Bobcats acquire: Kobe, Lebron, and Dwight Howard Lakers acquire: Shaq Crabs acquire: Desagana Diop, Tyson Chandler, Gerald Wallace, and Stephen Jackson Magic acqure: Nazr Mohammed and Boris Diaw
Gains the Charlotte Bobcats -- a team with pitiful attendance and massive financial problems, stuck in a tiny market where no one cares about them -- some amazing star power ... but somehow only nine more wins. Despite that fact, I suspect the six Bobcats fans out there are thinking "Yes, please."
Reunites Shaq with LA and costs them 11 wins in the process.
Absolutely devastates the Cavaliers in all ways.
And somehow improves Orlando by one game!
Worst of the Night in Pictures:
If you find this position intriguing and would like to know how it can further be useful, I suggest Googling Sasha Grey or Tori Black (WARNING -- Doing such a search is EXTREMELY NSFW, but also extremely awesome. You're welcome.)
One word: shart
The Timberwolves and the 76ers. The NBA -- it's Faaaaaantastic!
Alright D-Wade, I know you beat up on the Rockets pretty bad, but I don't think it's quite time to be getting sized for a ring yet...
"Tayshaun, you smell... manly..."
Nationally Televised Games: Celtics at Hornets: As much as CP3's injury has set New Orleans back, at least most of their roster hasn't started collecting Social Security yet. And hey, CP3 won his charity bowling tournament that was recently aired on ESPN (tape delayed by a couple months, of course). So he's got that going for him, which is nice.
All The Other Games: Heat at Hawks: Today's magic number: 5. The number of consecutive home gams won by Atlanta? Five. The number of consecutive games the Heat have lost in Atlanta? Five. The number of times I thought about making a reference to Subway's current "Five Dollar Footlong" marketing campaign but couldn't find a way to connect it to either team? Five.

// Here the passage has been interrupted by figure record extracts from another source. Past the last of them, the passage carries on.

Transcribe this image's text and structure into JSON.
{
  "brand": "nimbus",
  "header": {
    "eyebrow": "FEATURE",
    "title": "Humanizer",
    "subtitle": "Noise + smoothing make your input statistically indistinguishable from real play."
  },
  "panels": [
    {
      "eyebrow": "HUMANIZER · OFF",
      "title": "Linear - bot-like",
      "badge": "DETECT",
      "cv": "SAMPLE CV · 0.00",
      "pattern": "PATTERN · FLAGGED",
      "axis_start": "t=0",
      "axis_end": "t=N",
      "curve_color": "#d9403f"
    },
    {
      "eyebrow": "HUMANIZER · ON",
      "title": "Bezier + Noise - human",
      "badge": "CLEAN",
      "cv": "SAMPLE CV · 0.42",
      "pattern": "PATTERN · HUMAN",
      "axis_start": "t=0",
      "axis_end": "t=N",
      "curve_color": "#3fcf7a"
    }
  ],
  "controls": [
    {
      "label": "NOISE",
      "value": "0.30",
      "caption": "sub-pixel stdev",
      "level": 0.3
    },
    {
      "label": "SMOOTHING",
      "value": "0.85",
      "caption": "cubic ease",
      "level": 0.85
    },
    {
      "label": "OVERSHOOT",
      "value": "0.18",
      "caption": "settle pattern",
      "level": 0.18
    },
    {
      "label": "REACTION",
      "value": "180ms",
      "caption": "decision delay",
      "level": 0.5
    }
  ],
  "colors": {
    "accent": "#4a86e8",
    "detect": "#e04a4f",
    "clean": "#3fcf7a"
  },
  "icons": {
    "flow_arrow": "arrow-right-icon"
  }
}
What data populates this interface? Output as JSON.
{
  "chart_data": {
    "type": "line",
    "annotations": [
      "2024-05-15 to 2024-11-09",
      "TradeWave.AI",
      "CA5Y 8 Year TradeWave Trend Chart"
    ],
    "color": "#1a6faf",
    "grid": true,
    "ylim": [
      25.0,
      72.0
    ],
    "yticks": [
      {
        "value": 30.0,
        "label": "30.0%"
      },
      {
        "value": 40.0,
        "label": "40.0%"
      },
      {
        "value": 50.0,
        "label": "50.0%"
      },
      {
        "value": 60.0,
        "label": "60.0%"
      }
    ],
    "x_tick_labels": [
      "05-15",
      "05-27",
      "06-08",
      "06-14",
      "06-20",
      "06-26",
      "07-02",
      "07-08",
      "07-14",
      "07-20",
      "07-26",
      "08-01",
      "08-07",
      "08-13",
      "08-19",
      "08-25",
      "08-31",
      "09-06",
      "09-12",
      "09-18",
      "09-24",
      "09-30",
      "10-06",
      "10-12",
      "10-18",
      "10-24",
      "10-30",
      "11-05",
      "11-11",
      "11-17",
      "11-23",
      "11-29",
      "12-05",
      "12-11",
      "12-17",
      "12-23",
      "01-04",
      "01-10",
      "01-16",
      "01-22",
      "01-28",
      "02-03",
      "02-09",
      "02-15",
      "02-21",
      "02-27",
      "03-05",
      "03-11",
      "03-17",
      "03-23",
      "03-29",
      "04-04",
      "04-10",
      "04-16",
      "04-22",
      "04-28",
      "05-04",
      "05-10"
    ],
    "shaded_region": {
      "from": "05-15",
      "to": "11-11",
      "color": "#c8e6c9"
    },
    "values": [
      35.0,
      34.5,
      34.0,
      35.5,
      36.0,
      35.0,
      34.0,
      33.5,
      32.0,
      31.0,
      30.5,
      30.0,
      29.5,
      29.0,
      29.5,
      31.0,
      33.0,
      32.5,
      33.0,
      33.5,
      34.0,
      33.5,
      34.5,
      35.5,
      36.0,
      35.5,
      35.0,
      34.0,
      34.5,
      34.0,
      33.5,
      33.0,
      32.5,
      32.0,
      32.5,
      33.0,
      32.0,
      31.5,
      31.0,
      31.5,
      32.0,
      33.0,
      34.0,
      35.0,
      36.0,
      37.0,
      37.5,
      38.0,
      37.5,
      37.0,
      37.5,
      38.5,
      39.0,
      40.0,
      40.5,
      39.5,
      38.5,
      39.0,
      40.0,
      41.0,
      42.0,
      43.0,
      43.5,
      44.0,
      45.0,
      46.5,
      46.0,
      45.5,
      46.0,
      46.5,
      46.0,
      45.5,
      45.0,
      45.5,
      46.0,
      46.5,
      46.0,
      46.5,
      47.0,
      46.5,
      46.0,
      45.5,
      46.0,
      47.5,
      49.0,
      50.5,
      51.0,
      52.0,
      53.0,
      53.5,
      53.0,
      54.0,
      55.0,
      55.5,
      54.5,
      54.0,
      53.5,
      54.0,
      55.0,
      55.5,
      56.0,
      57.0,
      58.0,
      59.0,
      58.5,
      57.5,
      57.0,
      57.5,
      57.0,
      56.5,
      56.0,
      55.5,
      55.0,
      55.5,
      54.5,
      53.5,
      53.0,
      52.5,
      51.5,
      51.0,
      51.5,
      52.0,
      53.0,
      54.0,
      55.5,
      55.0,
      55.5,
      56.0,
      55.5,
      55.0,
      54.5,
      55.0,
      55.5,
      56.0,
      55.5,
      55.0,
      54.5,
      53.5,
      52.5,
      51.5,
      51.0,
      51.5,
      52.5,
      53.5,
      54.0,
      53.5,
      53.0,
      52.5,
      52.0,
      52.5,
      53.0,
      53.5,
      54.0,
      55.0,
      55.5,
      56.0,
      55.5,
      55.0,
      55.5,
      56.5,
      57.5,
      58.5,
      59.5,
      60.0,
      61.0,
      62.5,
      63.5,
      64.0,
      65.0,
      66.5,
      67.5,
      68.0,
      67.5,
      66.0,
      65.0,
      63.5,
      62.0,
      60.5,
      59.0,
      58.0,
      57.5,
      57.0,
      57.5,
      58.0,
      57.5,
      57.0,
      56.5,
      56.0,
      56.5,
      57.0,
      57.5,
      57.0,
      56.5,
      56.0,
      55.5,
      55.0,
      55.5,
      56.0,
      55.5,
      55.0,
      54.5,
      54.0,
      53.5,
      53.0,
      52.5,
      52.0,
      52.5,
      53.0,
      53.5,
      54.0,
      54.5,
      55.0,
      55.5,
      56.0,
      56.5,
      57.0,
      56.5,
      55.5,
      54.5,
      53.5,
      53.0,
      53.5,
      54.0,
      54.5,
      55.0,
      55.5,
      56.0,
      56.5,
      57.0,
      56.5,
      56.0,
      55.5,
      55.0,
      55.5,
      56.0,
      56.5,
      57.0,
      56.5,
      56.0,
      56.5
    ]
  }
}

76ers at Raptors: Chris Bosh is playing out of his mind and has the Dinos one win away tying their franchise mark for wins before the All-Star break. Too bad he'll be in (insert city where LeBron's playing) next year.
Bucks at Nyets: Milwaukee's four games under .500. The Nyets are also familiar with the number four - the total amount of wins they have this season. Ladies and gentlemen, the Basketbafwul Game Of The Night!
Kings at Pistons: After catching the Knicks in a bout of catatonia late last night, the Purple Paupers get to travel to Oakland County and meet up with a team of rather similar characteristics - a 30+ loss squad with a suburban arena built in 1988. Well, similar except one barn is essentially a barn, and the other is called "The Palace" for good reason.
Magic at Bulls: Vinsanity on his 48 point effort against the Hornets: "It was a great feeling." Is that right? You mean actually giving a shit for a change and trying felt good? What a shocking revelation!
Bobcats at Timberwolves: Well, glad to see the Timberpoops have finally fallen back down to Earth and are back to their losing ways. Whew. I was worried for a little while there. I thought somebody had divided by zero or something.
Frail Blazers at Suns: With Brandon Roy out, the Blazers have now dropped 8 of 12 games. Turns out Nate McMillan's the larger the injured-reserve list is, the more wins we get" strategy can only work for so long. Who knew?
Lakers at Jazz: Word is Bynum's out for this game. Hey, I've got an idea! Why don't the Lakers trade for Will Bynum so he can be subbed in whenever Andrew Bynum gets hurt. Great idea, right? Right...? *crickets*
Clippers at Warriors: The West Coast Bawful Game of The Night!? Will Steve Novak lack it up again for Kim Hughes? About the only drama worth tuning in for.